I appreciate where JD is coming from, but have to disagree. I took a scholarship at a 40-50 school instead of paying full price at a 10-20 school. At the end of the day, I’m at the same firm as the 10-20 guys, but I’m here debt free. That means, of course, that I’m only here as long as I want to be and not as long as it takes me to pay off debt. Not trying to be snide about it, just want others to know that a scholarship from a lower-ranked school can be a blessing.
Your posts are the best, and insightful as always. I have friends who are considering leaving their cushy Big Law jobs for smaller, less “prestigious” firms. One of these firms is actually a personal injury firm–albeit a well-respected boutique personal injury firm with great lawyers from good schools. My friend would get great trial experience and work on cases that are meaningful and fulfilling, but she can’t get past the feeling that she’s “downgrading” from a respectable firm to a band of ambulance chasers. To be frank, I’d probably feel the same way.
After reading your column, I figure that no one cares where you worked when you’re dead. Hell, most people don’t care where you work when you’re alive. All that’s important is that you do something you enjoy.
Thanks for another epiphany. Keep em coming!
It’s interesting because the prestige factor doesn’t really do anything for clients (who are really only looking at results). I myself went to a school that is so low on the rankings that it is not ranked at all, but lumped in with about 100 schools at the bottom of the list. This has certainly hurt my job prospects (even having gone to an ivy league undergraduate school and having completed a federal clerkship).

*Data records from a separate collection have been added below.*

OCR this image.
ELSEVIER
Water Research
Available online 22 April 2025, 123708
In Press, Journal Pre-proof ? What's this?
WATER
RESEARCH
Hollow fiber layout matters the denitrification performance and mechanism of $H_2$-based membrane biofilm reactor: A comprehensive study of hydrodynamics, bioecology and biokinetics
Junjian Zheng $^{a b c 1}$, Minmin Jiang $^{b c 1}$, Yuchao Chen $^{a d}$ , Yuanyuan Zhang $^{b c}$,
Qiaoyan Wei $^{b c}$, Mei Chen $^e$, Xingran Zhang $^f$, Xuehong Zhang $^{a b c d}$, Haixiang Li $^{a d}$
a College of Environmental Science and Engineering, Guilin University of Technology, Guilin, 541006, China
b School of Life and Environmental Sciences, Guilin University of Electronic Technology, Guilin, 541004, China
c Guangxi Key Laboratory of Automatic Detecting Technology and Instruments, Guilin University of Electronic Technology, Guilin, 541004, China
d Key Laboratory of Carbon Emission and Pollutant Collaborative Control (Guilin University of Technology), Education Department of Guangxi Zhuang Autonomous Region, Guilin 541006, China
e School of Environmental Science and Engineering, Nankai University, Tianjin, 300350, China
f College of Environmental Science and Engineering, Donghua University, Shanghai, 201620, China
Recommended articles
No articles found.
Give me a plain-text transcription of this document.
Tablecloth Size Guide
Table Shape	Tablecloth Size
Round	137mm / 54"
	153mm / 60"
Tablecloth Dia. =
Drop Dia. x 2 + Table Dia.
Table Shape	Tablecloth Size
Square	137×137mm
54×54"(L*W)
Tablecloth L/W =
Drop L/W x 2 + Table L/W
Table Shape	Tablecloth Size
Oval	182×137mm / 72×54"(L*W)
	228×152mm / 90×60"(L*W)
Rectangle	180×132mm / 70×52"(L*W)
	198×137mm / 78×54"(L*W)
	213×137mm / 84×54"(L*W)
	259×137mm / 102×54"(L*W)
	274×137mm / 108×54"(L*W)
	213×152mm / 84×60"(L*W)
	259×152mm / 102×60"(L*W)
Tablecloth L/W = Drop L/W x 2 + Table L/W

I find that the “snobbery” factor can actualy hinder one’s ability to competently practice law. For example, my tierless law school consistently beat out the top-tens in national moot court/mock trial competitions. And I’m not talking about oral arguments; I’m talking about written brief scores, which are based on coherent analysis and writing skills. I frequently noticed that the kids from the top law schools were so concerned with sounding smart, that they would fail in the one task to which they were assigned—presenting a clear and concise argument that is easy for a judge to get on board with. I think the same is true for many of the top firms. Many of these lawyers are so wrapped up in comparing their hours, or their book of business, or their relationships to the partners, that they lose sight of the one thing they are supposed to be doing: getting results for the client. And the poor clients are paying a premium for this nonsense.
I think the waning economy is causing a lot of corporate clients to re-think the white shoe firms. If lawyers really are fungible—and I agree that they are to at least some degree—it makes far better business sense to hire a mid-size firm with more reasonable rates and lawyers that keep their eye on the prize. Nobody wants to pay a first-year associate $275 an hour to spend seven hours on a motion so that they can hit their monthly quota.
the best paper i have read about this topic is here: http://www.vallexfund.com/download/Being_Happy_Healthy_Ethical_Member.pdf
sadly, the profession of (big) law in the us has change for the worse.
I’m glad you mentioned the ACLU telling you about the prestige of law firms in NYC – in my experience, non-profit do-gooder outfits are just as snobby (if not more so) than big law firms. And while there is less out-and-out abuse of young lawyers – who in fact often get a great deal of responsibility placed on their shoulders due to their necessarily impeccable pedigrees – the competition is fierce and the passive-aggressive back-biting can take its toll. Still, I imagine it is better than firm life – but nonetheless, such behavior seems endemic to the legal profession. Perhaps you are right about about the underlying cause.